Firstborn

In the end, he has to teach them everything,
even death, as he finds them that night by the fire,
giggling and buzzing more like brother and sister
than father and mother, waiting for him to bring
meat for the evening meal, not noticing
the gore matting the hair to his arms and chest,
no more surprised than the first time they'd laid eyes
on him when he'd slipped like a small, thrashing
gift from the net of his mother. For days, they'd left him
in the same place where he'd fallen, alone, around him
a pile of rotting fruit they kept adding to. His cries
had puzzled then delighted them until he finally
grew weary of their laughter and of waiting and crawled
to where his mother lay by the fire, his nose knowing
the way to her dugs, untended, leaking and already
sour, and he'd clamped his jaw down so hard
he tasted blood in the first warm suck,
this act taken not so much in anger or in hunger,
but as a way to announce his presence. Now,
they blink at him through the flames, and he isn't
sure they even know which of the two he is.

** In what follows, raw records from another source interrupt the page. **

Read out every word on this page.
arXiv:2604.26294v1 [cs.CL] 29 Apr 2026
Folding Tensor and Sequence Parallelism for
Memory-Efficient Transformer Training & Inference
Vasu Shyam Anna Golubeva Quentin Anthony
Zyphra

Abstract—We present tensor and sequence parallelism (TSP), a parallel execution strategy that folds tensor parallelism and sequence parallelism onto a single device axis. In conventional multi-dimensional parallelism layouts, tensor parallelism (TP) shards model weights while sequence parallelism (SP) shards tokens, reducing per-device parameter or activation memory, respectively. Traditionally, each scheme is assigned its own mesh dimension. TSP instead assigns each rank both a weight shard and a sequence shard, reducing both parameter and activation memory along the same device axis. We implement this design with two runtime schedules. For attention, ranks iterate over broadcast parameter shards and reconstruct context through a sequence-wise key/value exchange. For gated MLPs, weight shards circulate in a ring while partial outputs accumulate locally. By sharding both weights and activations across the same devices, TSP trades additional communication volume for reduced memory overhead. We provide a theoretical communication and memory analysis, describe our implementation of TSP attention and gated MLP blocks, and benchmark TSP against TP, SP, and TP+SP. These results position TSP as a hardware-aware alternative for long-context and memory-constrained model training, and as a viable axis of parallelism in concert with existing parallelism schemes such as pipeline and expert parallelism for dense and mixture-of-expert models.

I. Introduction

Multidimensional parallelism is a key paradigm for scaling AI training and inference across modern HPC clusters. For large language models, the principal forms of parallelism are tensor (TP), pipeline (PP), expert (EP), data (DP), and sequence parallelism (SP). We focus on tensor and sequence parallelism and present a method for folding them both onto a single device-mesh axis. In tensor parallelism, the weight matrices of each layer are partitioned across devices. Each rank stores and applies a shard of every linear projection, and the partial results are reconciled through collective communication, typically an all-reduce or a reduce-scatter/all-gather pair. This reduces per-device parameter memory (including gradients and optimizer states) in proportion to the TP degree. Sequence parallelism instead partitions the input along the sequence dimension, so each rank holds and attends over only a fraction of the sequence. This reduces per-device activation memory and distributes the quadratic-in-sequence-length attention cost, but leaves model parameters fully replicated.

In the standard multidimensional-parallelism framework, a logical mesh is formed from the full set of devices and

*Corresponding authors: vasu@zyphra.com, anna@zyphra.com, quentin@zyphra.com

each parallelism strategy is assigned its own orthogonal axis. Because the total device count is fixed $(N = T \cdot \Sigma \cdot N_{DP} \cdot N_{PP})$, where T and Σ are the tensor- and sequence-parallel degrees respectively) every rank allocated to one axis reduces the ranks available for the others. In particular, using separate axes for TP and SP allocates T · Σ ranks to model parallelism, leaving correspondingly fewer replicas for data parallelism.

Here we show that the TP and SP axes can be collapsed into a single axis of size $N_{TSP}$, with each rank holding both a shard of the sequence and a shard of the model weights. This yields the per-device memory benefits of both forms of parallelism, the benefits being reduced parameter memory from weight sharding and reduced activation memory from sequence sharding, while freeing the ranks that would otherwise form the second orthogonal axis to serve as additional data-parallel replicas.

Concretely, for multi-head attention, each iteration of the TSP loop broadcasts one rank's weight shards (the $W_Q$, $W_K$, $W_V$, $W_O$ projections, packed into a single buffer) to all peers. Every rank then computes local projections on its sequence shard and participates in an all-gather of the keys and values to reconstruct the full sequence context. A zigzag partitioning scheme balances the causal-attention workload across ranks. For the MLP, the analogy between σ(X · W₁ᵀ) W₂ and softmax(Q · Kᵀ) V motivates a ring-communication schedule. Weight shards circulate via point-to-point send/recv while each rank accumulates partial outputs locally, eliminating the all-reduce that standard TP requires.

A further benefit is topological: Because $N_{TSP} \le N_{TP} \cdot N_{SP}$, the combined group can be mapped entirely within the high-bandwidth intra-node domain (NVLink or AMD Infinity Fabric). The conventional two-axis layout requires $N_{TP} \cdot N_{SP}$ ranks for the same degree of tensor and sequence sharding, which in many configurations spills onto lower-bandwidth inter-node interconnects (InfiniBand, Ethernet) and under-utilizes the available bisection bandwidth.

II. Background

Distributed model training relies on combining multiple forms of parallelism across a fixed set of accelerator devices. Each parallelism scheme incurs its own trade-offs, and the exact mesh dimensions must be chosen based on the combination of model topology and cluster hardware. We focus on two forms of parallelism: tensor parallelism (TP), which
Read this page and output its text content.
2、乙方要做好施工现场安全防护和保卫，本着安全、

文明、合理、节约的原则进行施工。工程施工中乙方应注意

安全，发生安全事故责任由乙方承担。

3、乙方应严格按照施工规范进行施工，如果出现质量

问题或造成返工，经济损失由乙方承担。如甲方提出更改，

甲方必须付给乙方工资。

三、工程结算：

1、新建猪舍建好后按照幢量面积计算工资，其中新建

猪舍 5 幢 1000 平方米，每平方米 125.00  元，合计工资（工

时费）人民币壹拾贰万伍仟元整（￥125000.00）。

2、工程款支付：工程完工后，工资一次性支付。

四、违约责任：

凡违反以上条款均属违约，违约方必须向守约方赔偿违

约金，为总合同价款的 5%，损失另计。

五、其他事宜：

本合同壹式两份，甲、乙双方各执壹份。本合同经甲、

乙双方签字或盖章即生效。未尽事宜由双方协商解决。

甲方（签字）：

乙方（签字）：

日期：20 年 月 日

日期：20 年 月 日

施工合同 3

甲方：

When he explains, they nod yes, smiling,
as if he were the herald of a new mystery,
a coming storm or a fire in the mountains.
When he leads them to where his brother lies
a dry, broken stalk among the rocks, they nod again,
still smiling but unsure now, so he must lift his brother
again, cradle his shallow bones against his chest,
the head worn into the nook under his neck,
and draw the knife again, just as he's done
a thousand times before, always
as if in practice not for the murder itself,
but for this dumb show for mother and father.
The blade finds the wound, flicks past his own throat,
and he hears again the sound a soul makes leaking
from a body, but there is no blood this time,
he must give them all, blood and thunder and retribution,
he must teach them everything, even life,
so only when he hurtles out into the night
does he hear the first cry, his, not theirs, the sobs
rippling out, lapping over and through him, until
they are enormous, pitiless, no longer his, but the maw
of a god who will damn but never devour him.